Entenda como funciona

Não é plano de saúde. Cartão de desconto não é plano de saúde e, por isso, não é regulado pela ANS. Isso quer dizer que não há garantias de atendimento ao Rol de Procedimentos da ANS, prazos máximos de atendimento ou acesso ilimitado.

Atendimento. Os serviços oferecidos, usualmente, pelos cartões de descontos são consultas e exames. Ou seja, para atendimentos de emergência, internações hospitalares e procedimentos de alta complexidade, o consumidor terá de recorrer ao SUS ou arcar integralmente com o custo.

Diferença de preço. Em caso de cobrança de preços de consultas ou procedimentos diferentes daqueles informados pela empresa, o consumidor deve recorrer ao Procon, pois isso pode caracterizar publicidade enganosa. Recomenda-se guardar folhetos e publicidade.
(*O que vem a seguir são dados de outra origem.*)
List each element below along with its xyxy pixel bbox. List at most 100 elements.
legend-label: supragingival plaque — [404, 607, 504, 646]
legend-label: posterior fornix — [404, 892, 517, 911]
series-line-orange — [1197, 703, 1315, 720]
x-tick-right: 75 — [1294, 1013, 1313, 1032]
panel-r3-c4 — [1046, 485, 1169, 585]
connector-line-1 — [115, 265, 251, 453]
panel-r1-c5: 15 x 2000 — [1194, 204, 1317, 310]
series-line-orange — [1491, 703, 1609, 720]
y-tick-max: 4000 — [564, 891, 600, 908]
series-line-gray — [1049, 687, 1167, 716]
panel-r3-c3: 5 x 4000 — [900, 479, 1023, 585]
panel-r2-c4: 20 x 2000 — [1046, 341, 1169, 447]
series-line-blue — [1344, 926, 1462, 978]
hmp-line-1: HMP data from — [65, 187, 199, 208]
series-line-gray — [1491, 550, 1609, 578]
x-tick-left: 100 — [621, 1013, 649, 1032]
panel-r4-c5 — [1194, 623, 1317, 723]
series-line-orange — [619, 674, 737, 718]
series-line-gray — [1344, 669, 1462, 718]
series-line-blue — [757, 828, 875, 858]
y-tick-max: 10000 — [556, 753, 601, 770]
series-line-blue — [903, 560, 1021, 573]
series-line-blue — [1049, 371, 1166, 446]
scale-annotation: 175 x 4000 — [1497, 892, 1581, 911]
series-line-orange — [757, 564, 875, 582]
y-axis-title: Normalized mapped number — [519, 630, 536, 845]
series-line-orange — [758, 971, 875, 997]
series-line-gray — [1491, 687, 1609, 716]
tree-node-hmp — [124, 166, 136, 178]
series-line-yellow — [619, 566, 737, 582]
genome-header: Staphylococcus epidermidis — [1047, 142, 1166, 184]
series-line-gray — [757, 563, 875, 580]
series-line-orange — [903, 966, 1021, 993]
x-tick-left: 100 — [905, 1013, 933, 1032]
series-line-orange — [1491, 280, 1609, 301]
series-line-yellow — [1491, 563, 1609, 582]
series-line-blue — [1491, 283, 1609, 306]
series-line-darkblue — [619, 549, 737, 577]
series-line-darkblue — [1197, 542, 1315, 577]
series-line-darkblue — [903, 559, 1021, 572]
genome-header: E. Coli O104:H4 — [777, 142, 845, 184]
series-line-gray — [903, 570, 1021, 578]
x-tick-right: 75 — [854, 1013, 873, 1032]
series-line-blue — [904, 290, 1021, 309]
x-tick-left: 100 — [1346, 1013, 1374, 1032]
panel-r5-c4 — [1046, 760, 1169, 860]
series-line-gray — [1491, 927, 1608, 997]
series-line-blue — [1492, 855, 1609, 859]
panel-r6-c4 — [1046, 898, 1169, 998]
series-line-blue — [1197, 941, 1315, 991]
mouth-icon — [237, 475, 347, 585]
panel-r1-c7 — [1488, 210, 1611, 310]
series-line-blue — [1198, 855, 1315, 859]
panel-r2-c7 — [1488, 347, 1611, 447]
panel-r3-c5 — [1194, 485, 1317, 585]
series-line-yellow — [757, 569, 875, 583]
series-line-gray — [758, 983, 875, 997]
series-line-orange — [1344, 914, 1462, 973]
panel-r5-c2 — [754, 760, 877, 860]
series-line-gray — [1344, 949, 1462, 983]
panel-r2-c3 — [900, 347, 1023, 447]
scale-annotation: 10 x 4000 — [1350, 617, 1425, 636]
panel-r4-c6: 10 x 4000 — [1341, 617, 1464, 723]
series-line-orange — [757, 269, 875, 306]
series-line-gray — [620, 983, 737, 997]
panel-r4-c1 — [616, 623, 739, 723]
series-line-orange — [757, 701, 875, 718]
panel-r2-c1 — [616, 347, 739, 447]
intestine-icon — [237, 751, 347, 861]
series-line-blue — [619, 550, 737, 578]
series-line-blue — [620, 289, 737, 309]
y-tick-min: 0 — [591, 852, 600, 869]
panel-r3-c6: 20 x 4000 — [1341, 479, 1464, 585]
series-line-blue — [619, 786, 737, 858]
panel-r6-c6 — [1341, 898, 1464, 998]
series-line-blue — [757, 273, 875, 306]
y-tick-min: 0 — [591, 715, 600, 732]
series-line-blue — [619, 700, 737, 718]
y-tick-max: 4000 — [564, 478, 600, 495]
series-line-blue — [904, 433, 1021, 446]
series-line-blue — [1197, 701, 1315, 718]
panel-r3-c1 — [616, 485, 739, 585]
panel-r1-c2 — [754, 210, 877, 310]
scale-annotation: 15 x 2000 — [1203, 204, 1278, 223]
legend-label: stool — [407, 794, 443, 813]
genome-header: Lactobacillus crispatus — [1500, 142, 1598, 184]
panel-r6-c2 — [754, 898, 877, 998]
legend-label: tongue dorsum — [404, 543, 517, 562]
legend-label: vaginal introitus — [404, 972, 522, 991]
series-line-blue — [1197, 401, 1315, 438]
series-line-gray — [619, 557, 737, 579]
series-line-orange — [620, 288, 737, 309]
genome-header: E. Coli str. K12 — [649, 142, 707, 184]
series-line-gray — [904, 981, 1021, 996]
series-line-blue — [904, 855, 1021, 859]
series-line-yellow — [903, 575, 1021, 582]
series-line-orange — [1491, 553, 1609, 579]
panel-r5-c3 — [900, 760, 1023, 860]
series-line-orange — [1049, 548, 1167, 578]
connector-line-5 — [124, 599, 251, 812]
Cancelamento. A cobrança de multas para cancelamento só pode ser feita se no contrato foi estabelecido um tempo mínimo de permanência. Esse período de fidelidade deve ser claramente informado.

Serviço mal prestado. Em caso de cancelamento por má prestação do serviço, não se pode cobrar multa nem exigir o cumprimento do tempo mínimo de permanência.